Uma casinha rosa e de muro baixo chama a atenção de quem passa. Sob o comando de Manuela do Vale, 42, o restaurante Mar de Rosas reúne elementos característicos da culinária local com o sabor da comida caseira. Desde que decidiu focar na carreira como empreendedora, a publicitária de formação sempre viu na praia um refúgio.

"Quando eu penso na minha velhice, eu só penso na praia, de estar próxima da praia, aí surgiu a oportunidade de montar o restaurante aqui e achei que era conveniente com o meu momento, com a fase da minha vida", conta sobre o começo do Mar de Rosas que surgiu em 2019.

Legenda: A casinha que abriga o restaurante de Manuela do Vale tem a arquitetura da região preservada
Foto: Camila Lima

Preocupada em preservar as características da arquitetura local, Manuela, apesar de ver com bons olhos o fenômeno de reocupação, teme pelas proporções que o crescimento sem planejamento pode acarretar na região. Mesmo assim, comemora o moviment. 

"Para as pessoas andarem por aqui é importante que tenham opções, você pode ir à praia, depois dar uma olhada nas lojas, senta ali e toma um açaí, vem e almoça, faz compras no supermercado".

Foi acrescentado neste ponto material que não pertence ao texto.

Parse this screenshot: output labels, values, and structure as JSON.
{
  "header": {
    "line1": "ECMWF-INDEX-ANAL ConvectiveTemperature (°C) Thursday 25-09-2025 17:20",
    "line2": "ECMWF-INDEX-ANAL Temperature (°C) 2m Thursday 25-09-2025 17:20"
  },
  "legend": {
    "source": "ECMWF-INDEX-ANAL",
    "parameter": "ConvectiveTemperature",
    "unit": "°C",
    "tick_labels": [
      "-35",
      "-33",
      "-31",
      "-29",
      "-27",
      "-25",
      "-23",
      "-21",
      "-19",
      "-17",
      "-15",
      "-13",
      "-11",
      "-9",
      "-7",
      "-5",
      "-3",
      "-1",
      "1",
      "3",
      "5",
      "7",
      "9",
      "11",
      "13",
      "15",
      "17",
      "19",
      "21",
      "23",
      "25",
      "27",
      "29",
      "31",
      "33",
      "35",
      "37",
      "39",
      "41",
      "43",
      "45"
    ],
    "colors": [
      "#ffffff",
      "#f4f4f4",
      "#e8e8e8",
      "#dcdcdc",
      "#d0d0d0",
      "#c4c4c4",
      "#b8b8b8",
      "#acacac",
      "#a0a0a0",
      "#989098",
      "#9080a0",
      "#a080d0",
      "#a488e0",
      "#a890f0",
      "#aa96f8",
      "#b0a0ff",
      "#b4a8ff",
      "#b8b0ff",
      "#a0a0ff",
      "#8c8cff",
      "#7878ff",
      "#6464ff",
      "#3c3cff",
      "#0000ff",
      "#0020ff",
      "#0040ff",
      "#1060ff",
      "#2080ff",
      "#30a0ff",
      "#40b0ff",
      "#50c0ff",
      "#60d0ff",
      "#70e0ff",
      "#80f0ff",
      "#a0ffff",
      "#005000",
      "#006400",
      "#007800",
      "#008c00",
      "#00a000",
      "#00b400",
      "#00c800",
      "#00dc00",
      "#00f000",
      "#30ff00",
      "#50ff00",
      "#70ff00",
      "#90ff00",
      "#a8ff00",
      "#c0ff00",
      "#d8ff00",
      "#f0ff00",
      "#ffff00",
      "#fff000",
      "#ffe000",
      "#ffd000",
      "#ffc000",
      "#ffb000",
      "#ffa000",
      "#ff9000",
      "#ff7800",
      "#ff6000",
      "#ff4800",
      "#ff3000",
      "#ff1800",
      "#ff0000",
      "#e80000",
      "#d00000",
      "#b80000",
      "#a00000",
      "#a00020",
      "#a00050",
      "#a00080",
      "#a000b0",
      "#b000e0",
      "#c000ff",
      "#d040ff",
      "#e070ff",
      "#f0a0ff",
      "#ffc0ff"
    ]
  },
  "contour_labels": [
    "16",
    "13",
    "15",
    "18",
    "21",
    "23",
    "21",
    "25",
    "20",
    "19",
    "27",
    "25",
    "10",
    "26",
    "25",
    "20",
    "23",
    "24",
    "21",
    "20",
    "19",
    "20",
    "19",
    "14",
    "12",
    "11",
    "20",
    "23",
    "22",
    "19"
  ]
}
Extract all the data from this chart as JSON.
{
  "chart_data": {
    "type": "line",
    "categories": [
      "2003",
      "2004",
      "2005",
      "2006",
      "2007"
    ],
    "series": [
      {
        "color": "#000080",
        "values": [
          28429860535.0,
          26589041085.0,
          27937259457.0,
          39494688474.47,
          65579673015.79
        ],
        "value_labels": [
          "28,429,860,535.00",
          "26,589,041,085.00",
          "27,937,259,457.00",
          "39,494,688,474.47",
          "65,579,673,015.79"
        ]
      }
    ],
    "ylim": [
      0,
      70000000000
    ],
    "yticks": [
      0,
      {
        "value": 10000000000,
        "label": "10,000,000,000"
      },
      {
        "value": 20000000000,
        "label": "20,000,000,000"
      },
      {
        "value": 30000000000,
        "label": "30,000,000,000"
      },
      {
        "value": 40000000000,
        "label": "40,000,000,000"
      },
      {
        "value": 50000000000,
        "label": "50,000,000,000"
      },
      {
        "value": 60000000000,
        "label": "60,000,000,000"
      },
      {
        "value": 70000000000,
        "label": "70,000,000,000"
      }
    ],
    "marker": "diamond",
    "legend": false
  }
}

Ela lembra com carinho da relação que mantém com a Praia de Iracema, que frequenta desde a infância. "Quando tinha alguma ocasião especial, eu e minha família vínhamos para comemorar em um restaurante que tinha aqui. Na adolescência, vivi nos bares, na ponte metálica", diz.

Cultura

O presidente do Instituto Cultural Iracema, Davi Gomes, reconhece a importância da participação feminina nesse movimento de reocupação, "é muito massa essa ocupação que está sendo feita principalmente por mulheres, isso traz um protagonismo muito bacana para o bairro, a gente precisa disso. Para além de todos os preconceitos, é um bairro plural, diverso, que aceita todos os gêneros, as cores, classes sociais e é isso que tem acontecido, esse espírito novo".

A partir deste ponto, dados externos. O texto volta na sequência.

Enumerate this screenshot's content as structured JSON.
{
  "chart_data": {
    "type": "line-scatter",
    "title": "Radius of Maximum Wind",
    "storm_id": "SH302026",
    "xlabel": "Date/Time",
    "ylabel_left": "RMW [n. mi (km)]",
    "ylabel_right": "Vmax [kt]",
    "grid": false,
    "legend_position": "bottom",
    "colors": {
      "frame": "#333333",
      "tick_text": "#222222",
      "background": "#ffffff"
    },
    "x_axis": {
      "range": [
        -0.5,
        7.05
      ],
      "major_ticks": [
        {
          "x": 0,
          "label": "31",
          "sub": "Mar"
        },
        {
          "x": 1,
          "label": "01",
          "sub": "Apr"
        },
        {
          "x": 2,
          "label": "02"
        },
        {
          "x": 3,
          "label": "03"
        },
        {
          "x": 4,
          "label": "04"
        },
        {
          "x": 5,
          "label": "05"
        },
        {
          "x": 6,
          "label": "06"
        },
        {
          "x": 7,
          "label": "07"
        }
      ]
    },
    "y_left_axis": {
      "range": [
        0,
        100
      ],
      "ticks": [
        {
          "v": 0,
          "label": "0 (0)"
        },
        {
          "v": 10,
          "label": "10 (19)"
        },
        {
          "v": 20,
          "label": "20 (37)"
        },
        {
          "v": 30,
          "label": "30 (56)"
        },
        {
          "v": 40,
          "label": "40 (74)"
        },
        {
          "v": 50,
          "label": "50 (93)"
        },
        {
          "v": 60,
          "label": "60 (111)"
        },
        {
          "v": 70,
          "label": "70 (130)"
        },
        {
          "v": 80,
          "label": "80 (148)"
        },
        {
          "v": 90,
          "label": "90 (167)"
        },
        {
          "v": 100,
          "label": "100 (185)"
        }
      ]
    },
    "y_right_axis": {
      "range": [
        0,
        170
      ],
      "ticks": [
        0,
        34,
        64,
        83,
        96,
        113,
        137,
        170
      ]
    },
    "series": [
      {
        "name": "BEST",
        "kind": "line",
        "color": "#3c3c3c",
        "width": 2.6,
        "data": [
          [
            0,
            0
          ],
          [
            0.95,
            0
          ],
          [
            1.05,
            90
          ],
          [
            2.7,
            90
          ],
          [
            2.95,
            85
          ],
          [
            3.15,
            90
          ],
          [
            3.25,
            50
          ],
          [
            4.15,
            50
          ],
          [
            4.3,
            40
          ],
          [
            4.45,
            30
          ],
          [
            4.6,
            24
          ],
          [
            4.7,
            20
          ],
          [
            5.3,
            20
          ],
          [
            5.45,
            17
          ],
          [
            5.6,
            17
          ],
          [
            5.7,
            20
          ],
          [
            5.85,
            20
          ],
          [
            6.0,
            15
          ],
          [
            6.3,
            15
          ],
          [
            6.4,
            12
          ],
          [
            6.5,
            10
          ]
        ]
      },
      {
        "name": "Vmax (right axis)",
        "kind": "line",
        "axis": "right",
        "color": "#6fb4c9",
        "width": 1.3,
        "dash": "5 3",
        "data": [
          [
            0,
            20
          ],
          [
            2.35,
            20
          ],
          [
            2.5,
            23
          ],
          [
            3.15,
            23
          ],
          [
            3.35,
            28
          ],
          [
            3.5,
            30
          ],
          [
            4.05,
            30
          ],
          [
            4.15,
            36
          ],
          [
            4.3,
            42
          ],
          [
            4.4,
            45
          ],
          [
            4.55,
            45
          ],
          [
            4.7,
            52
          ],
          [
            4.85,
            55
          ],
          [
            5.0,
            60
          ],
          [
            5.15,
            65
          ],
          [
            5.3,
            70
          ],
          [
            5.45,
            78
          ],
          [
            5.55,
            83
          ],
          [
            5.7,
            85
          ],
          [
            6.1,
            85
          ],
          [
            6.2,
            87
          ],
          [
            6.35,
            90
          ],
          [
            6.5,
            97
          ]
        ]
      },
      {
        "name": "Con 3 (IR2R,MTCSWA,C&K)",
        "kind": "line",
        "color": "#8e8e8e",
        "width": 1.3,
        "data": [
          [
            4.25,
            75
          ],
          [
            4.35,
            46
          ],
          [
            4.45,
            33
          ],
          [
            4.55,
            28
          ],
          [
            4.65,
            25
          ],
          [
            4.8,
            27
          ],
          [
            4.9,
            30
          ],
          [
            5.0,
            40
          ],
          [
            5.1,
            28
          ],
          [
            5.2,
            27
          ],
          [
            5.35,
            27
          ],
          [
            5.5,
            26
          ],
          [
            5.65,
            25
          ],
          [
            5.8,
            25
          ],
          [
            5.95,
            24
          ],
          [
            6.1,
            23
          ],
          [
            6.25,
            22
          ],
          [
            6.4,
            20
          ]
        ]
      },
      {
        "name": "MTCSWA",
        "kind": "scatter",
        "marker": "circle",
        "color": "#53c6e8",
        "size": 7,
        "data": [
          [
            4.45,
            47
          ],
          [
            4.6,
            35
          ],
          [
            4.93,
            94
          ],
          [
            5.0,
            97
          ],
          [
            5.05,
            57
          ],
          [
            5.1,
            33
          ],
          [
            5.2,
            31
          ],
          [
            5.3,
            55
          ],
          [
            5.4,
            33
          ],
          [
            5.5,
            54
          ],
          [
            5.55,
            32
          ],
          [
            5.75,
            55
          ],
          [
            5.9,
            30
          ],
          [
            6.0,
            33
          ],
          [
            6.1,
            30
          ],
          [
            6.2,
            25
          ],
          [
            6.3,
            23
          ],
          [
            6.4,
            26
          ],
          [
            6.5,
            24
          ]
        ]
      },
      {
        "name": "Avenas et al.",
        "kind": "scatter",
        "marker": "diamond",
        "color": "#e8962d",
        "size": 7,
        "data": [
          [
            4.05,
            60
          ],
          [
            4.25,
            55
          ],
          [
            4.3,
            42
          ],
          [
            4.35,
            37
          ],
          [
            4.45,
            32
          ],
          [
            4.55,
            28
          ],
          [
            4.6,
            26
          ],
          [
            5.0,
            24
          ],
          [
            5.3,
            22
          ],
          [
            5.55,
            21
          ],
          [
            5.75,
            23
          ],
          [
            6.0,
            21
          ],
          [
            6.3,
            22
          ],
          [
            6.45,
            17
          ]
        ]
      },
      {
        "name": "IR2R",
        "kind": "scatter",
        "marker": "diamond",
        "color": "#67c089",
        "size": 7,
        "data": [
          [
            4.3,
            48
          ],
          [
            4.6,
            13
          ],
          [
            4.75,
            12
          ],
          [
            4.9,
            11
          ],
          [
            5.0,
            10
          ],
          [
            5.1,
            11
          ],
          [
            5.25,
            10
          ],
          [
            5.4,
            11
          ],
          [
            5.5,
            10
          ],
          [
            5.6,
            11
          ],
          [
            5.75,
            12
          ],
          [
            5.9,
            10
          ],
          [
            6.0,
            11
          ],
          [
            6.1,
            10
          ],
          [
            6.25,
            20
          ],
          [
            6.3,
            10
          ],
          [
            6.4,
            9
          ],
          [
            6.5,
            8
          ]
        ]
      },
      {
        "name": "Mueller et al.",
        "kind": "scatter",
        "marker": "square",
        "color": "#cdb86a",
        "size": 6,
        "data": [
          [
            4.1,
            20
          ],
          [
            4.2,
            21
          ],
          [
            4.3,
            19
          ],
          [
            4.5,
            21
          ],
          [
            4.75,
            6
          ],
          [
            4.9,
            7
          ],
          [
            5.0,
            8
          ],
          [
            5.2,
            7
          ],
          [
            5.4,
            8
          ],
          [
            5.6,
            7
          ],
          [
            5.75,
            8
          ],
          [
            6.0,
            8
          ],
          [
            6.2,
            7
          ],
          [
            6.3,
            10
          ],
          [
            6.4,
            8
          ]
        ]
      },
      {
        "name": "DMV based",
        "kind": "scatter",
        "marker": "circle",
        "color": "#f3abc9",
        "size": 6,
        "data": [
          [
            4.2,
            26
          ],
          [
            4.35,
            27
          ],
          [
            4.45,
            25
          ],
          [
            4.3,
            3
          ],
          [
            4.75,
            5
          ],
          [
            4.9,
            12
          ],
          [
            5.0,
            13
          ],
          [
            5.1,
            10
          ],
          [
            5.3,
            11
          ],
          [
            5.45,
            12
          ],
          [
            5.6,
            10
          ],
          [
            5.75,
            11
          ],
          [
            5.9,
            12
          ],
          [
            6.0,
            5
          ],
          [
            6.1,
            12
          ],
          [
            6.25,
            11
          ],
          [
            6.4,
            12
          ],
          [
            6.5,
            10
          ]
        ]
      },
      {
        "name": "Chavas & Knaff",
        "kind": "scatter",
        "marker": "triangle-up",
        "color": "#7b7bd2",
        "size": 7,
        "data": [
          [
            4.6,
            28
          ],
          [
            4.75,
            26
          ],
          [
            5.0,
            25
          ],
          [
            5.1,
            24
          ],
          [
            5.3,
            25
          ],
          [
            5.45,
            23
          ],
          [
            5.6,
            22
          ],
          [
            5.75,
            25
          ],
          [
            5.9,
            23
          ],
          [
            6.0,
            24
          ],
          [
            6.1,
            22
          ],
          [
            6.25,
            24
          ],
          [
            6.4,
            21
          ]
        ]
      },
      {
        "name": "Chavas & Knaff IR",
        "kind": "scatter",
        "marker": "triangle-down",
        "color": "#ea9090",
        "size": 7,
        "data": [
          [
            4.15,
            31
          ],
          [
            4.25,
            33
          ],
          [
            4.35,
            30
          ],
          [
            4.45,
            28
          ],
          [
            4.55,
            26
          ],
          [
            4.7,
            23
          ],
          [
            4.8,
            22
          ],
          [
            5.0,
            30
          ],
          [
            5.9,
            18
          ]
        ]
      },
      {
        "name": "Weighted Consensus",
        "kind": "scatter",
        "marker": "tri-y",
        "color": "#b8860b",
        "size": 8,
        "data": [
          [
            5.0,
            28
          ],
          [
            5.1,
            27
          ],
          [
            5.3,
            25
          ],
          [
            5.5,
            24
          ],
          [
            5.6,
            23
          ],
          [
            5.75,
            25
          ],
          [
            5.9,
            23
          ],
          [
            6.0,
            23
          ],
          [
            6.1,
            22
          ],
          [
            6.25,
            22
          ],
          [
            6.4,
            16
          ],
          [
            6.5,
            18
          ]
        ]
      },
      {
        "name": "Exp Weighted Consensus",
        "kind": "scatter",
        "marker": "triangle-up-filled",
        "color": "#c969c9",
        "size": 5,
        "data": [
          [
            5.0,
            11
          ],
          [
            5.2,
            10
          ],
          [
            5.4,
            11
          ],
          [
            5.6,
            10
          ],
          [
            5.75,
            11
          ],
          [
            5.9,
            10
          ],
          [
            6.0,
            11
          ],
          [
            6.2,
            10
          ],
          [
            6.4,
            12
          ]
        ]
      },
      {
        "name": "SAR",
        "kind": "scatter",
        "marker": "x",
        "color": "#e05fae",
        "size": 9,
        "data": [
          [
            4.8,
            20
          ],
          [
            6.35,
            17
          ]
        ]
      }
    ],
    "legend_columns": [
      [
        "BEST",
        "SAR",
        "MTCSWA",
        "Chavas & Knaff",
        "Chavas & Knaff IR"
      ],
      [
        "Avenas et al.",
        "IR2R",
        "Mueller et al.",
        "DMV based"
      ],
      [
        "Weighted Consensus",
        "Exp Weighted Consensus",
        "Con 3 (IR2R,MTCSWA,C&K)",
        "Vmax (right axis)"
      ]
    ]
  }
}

O Instituto é uma associação civil, sem fins lucrativos, que trabalha há quase dois anos para desenvolver a região em diversas áreas com ações urbanísticas em parceria com a Prefeitura de Fortaleza.

Com uma identidade e história muito próprias, Davi afirma ainda que o bairro é um espaço propício para o surgimento de novos empreendimentos autorais. "Tudo o que envolve moda, sustentabilidade, bares, restaurantes, hostels, encontra espaço, essa cadeia da economia criativa é o que tem vindo para cá".